Graphs Databases Are the Future for Network Resource Optimization
Networks could be considered one of the easiest concepts for humans to understand. In school, teachers encourage drawing networks on a certain subject, making everything accessible at first glance. Memorizing patterns is easier than reading a textbook with highlighted facts. When designing sketches of processing jobs that need to be carried out, we draw jobs as nodes and connections between them as relationships that signify precedence of execution. If networks are a concept that’s easy to understand and handle, how come the following industries, which resources are networks in their nature, are managed badly? Here are a few examples.
In cloud computing, the network of provisioned resources with vast numbers of inputs and outputs (i.e., databases, cloud storage, server instances, etc.) is often over-provisioned due to the dynamic demand of processing power during the day. One study shows that over 84% of companies use over-provisioned cloud resources, which is a staggering amount.
Chemical plants are also affected by various costly optimizations, and in need of improving the chemical topology (i.e., addition or removal of plant components in the network), a thorough impact analysis with minimal risk needs to be conducted. In many chemical engineering companies, this is still done without reliable software tools to perform network analysis on the topology.
In supply chain management, a network of process steps is drawn to minimize the time of product delivery from production to shipping. Up to this day, optimizations in process steps are mostly carried out by staff members, who can be prone to errors and under-optimized solutions. Moreover, it takes them a good amount of time to design an optimal schedule when in fact, they could have been utilized for processes that require more expertise and knowledge with an automated process scheduling the supply chain.
In telecommunications and power grid systems, networks are often affected by power outages due to disconnection between neighbouring components. If the outage happens in a critical place (e.g., an airport), it could mean millions of losses for the business. To make sure power outages are prevented, a system of redundant components can be built to guarantee high availability of power. However, the process is more expensive, and some companies are willing to take that risk. What are the alternatives to make sure the probability of these events is dropped to a minimum?
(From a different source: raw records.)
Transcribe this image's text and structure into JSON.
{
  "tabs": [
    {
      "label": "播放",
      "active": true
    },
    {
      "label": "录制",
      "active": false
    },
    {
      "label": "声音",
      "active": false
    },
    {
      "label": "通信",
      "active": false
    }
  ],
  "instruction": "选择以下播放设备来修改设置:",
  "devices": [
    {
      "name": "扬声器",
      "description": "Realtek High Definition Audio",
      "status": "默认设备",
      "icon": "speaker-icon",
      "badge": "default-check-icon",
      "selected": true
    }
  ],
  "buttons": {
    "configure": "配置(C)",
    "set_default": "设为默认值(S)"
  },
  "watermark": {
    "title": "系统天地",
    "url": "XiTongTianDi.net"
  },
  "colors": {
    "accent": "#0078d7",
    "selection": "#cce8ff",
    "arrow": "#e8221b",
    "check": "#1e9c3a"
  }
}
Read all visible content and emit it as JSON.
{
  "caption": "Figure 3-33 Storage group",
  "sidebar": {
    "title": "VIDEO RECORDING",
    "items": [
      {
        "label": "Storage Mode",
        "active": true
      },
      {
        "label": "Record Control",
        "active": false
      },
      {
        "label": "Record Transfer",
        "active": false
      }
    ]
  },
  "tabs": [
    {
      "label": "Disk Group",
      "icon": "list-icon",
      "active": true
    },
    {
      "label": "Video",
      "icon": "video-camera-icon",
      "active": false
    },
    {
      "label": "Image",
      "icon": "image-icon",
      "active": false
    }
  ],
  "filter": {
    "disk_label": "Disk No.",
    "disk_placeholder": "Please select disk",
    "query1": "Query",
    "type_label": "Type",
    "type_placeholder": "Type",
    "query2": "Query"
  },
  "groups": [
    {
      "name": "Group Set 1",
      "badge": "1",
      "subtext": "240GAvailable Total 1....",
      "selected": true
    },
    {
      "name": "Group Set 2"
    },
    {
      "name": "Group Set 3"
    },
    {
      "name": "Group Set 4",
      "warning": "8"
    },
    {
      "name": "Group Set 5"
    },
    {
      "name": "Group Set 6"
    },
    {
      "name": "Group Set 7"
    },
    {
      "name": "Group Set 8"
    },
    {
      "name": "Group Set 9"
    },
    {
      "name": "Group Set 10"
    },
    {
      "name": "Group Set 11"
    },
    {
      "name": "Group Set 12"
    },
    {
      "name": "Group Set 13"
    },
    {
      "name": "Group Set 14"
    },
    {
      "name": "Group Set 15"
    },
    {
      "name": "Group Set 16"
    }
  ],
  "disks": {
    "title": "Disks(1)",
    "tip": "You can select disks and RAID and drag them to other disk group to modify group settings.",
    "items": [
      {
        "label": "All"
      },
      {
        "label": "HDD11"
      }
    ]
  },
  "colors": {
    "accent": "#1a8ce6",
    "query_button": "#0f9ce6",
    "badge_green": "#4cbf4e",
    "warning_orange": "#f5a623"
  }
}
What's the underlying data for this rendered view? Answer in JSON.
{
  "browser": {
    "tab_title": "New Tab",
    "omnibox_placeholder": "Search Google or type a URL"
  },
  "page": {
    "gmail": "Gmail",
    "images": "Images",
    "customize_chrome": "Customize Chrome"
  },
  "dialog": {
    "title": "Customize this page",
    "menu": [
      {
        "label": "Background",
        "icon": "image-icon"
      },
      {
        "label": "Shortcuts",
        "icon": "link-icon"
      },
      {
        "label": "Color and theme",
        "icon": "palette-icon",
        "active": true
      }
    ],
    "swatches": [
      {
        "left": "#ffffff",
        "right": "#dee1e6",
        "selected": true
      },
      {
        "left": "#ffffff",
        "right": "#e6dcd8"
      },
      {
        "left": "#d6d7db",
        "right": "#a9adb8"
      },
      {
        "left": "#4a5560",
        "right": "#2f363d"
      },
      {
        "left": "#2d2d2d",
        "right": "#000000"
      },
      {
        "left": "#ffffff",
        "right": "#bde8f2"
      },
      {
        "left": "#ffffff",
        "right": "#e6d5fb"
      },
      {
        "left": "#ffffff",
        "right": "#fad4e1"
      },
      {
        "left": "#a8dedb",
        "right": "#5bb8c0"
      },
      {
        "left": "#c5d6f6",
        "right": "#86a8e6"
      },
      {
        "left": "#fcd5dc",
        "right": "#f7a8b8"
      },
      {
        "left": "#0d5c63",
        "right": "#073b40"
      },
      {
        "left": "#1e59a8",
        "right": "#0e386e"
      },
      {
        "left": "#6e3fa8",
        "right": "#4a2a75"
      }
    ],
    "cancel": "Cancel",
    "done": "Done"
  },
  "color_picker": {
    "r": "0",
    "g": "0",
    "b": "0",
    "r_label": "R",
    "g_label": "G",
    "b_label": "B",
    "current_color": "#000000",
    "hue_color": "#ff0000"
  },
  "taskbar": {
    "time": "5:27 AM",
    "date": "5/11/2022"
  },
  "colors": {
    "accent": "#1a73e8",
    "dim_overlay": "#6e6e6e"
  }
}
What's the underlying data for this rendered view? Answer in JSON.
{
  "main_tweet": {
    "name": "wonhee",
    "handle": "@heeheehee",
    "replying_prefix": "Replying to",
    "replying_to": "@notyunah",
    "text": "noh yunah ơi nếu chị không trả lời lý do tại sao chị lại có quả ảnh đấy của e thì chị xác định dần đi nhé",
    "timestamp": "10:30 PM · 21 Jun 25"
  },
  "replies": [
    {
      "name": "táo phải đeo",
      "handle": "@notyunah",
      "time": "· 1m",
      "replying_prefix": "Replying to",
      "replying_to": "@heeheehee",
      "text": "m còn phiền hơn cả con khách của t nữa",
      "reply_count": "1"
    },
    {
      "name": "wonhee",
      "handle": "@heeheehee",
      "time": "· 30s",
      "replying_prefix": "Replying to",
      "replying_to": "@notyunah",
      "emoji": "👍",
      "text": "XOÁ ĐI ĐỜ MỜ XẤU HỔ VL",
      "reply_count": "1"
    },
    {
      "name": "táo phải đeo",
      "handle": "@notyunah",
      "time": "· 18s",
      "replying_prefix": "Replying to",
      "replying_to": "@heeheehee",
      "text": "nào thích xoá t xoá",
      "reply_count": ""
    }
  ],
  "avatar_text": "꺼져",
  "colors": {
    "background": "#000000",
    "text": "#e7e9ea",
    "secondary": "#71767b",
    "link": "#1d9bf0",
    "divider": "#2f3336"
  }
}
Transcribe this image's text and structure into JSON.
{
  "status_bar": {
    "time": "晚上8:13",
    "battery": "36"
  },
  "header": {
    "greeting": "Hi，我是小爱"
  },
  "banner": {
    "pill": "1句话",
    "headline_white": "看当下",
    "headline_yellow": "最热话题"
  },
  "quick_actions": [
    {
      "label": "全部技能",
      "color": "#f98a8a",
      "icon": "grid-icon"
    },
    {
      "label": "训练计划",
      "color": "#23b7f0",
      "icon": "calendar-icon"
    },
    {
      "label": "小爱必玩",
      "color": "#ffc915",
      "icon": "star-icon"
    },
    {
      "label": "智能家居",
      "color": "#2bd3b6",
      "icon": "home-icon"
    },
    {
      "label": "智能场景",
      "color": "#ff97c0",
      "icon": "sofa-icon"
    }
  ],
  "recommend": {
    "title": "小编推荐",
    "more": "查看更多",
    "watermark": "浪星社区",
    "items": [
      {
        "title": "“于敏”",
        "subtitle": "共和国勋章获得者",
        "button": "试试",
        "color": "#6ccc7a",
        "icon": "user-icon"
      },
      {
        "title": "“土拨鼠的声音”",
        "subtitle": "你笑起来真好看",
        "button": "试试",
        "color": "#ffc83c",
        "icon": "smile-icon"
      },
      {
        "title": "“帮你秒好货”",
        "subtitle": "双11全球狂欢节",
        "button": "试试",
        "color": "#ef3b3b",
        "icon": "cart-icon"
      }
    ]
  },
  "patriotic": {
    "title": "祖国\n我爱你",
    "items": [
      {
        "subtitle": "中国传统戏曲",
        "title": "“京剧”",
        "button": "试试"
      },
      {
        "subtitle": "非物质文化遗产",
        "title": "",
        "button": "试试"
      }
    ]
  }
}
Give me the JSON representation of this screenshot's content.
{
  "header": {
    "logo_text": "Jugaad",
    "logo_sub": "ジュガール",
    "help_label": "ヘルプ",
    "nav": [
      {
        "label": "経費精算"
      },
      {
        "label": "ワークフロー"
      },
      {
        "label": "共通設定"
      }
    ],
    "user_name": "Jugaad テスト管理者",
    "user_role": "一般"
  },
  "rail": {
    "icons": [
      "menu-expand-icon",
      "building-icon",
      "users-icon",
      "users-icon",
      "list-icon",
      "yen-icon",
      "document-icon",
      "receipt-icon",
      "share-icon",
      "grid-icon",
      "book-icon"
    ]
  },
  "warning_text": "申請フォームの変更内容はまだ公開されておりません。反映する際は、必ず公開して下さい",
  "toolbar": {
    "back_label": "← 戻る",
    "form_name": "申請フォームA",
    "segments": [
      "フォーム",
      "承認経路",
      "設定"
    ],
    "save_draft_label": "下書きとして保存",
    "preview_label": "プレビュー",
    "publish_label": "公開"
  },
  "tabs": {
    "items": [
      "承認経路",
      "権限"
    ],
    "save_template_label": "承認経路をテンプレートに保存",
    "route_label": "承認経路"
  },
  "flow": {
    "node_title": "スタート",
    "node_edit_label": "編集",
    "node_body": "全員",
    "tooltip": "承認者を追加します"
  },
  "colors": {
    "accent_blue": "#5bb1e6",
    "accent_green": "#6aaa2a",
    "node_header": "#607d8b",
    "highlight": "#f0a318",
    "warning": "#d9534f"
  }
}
All these industries and the different problems that arrive with them have one thing in common - their structure of main entities is a network and its data should be represented and analyzed like one. But, more often than not, inadequate tools and solutions are used for their management, such as relational databases. In this article, we will take a look at why relational databases are unequipped to handle these use cases as opposed to graph databases that, thanks to the natural representation of data as a network, handle network analytics and solve the above-mentioned problems with ease.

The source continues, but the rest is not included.